The aerial sequences are thrilling and Corman directs the movie with great energy and his tongue placed in cheek comfortably, using the eager-to-please actors like cartoon characters, even though the characters are based on real people.
It is fresh and exciting and all really very likeable and appealing, with a strong, anti-war screenplay by John William Corrington and Joyce Hooper Corrington. Though real names are used, their story is largely fictional.
Also in the cast are Barry Primus as Hermann Goering, Peter Masterson as Major Oswald Boelke, Karen Huston [Ericson] as Ilse, Corin Redgrave as Major Lanoe Hawker VC, Hurd Hatfield as Anthony Fokker, Clint Kimbrough as Major von Höppner, Ferdy Mayne as Richthofen’s father, Tom Adams as Owen and Robert La Tourneaux as Ernest Udet.

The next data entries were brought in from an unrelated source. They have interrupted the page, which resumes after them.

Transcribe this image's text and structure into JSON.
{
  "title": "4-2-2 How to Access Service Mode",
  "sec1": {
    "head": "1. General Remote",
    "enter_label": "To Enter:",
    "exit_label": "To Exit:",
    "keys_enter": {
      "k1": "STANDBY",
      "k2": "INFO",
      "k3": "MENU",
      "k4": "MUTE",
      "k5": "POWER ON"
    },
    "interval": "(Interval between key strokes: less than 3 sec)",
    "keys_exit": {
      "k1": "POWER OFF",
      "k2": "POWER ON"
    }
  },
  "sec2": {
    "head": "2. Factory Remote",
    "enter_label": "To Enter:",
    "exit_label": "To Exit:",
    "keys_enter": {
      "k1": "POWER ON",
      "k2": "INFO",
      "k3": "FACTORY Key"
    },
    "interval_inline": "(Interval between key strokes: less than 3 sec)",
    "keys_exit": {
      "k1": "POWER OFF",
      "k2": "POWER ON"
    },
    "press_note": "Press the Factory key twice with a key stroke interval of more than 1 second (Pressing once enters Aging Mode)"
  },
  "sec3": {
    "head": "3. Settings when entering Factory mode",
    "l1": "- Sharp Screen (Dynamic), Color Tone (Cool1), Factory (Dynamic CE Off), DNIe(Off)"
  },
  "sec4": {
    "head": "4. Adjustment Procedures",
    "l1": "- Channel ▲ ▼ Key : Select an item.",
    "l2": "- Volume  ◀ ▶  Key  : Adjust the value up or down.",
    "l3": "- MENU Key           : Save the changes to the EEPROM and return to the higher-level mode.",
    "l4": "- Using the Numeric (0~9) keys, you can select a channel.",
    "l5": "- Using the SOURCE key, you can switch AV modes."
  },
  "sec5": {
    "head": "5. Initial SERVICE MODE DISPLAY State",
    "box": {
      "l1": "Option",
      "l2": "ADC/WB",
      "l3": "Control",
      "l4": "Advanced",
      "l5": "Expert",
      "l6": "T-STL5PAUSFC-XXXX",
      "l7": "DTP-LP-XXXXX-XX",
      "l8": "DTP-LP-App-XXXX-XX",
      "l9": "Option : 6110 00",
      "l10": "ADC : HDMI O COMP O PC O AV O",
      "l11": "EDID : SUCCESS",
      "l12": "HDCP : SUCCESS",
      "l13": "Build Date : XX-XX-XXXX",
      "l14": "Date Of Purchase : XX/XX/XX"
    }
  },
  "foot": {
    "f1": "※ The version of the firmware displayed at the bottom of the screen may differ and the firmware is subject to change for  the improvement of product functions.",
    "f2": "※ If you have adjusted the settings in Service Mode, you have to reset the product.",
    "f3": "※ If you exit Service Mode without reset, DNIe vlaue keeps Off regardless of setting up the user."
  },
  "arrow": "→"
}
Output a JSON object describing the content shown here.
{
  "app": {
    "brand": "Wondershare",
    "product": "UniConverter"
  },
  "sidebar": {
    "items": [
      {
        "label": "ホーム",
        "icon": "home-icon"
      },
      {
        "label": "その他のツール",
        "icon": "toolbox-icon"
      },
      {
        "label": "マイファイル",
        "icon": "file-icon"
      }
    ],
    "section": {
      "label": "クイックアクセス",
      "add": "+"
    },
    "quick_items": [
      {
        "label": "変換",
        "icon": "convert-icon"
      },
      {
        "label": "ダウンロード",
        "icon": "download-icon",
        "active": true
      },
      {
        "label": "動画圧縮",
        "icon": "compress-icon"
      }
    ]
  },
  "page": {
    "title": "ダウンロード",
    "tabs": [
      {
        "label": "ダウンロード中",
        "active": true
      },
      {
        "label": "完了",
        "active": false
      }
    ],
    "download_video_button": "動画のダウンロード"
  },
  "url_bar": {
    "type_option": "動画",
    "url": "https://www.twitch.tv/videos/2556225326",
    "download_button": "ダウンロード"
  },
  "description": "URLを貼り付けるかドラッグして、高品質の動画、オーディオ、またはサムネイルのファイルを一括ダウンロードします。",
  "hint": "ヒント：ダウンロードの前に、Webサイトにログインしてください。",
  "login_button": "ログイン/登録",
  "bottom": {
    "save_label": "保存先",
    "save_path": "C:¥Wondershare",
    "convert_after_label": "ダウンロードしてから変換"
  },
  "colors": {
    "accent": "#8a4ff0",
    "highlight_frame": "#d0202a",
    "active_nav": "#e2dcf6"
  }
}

Perhaps because of the lack of big-star names it was a surprise flop at the box-office, though it had a low budget of less than $1 million. Corman took its failure to heart and thereafter concentrated on producing, until his one-shot comeback in 1990, Frankenstein Unbound.
Corman made use of ex-RCAF pilot Lynn Garrison’s Irish aviation facility, complete with replica World War One aircraft. Garrison taught Law the basics of flying to take off and land, making the footage more realistic. Interiors were shot at Powerscourt House stately home in County Wicklow, Ireland.
Charles Boddington, who worked on The Blue Max and Darling Lili, was killed on 15 September 1970 when his S.E.5 spun in a low-level manoeuvre over the airfield. The next day, on the last flight of the shooting schedule, Garrison and Stroud were involved in a crash and had to be rescued from the River Liffey.